Fleets of driverless cars will soon be regularly rolling through the streets of major cities.
One of the thorniest questions in this new reality is where responsibility falls when an accident involving one or more of these fully automated vehicles occurs.
In such a scenario, public opinion appears to be leaning toward ascribing blame to the manufacturers and software engineers that created the driverless vehicles.
That’s according to a new report from insurance giant AIG, titled “The Future of Mobility and Shifting Risk,” which attempts to address some of these oncoming quandaries.
The report itself, and questions it tackles, was one of the main topics of a recent panel discussion of industry experts — including representatives from AIG, ride-sharing service and Jama customer Lyft and various universities — coinciding with this week’s CES in Las Vegas.

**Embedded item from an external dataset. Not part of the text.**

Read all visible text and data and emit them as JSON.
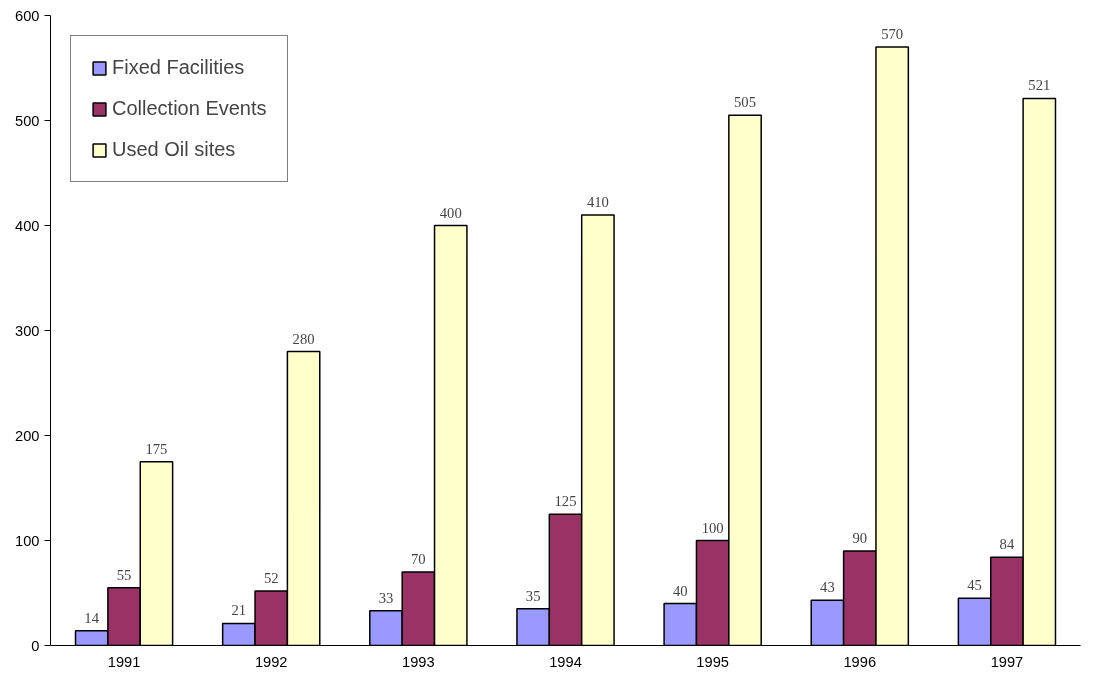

Few guarantees were granted, but there seemed to be a consensus among the panel that while fully autonomous cars will help reduce accidents, the role of fault in a collision would likely no longer automatically fall to those humans in the vehicle itself.
“I think it’s going to be much safer, but I also think there’s going to be a significant shifting in liability,” says Kate Sampson, VP of Risk Solutions at Lyft, during the panel.
Measuring Public Opinion
For all the unbelievable innovations that have been happening in the autonomous vehicle space, the regulations surrounding its inevitable manifestation are still very much in the air.
In the AIG report, drivers in the United States, United Kingdom and Singapore were surveyed on a range of questions related to autonomous vehicles.
According to the report, the general public sees accident liability shifting as autonomous features gradually take more control of the car.
And, as AIG notes, the transitionary period, dubbed “the chaotic middle,” between now and when cars are fully autonomous — meaning they can operate themselves — is where things get tricky.
In a scenario where someone is driving a car with some autonomous features, and it strikes a pedestrian in a crosswalk, the majority of respondents from all countries viewed the human behind the wheel as being at fault.
When a similar question was posed, except involving a fully autonomous vehicle — one in which its controlling itself — people in the US said the car’s manufacturer was the most liable, followed by the software programmer. In the UK and Singapore, the manufacturer and software programmer were found to be equally as liable.
When it’s a question of an autonomous vehicle crashing as a result of incorrect or misleading data, the car’s software engineers were found to be most liable in all countries surveyed.
What’s also interesting is that the public feels there will be a range of degrees of liability for accidents involving autonomous cars. For instance, according to the report, internet service providers, car parts manufacturers, road construction companies and local governments handling for infrastructure were all named as potentially owning liability for these accidents with fully or partially driverless cars.
Meanwhile, respondents said owners and occupants of driverless cars were the ones on the hook for vehicle maintenance and software updates. A majority also felt that riders of driverless cars should have their own car insurance, even if they’re using something like a ride-hailing service.
Buckle Up
While the prevailing wisdom of driverless vehicles is that they’ll make our roadways safer, Lex Baugh, CEO of AIG North America General Insurance, says during the panel that there’s another angle to think about.
While fully autonomous vehicles may get better at making decisions on the road than humans, if they get something wrong, there’s the chance it’ll happen thousands or even millions of times over. To that end, he says, the “ramifications of the system going wrong have far greater severity implications than they would have historically.”
There’s also a host of other highly problematic security scenarios that still need to be grappled with, such as the threat of someone hacking into a fleet of driverless vehicles and causing chaos.
While it’s true regulations often follow innovation, there are serious questions that need to be asked, debated and dealt with now, because our days behind the wheel may be coming to an end very soon.
“At Lyft, we’re focused on getting a majority of rides autonomous by 2021,” Sampson says. “This is coming faster than people think.”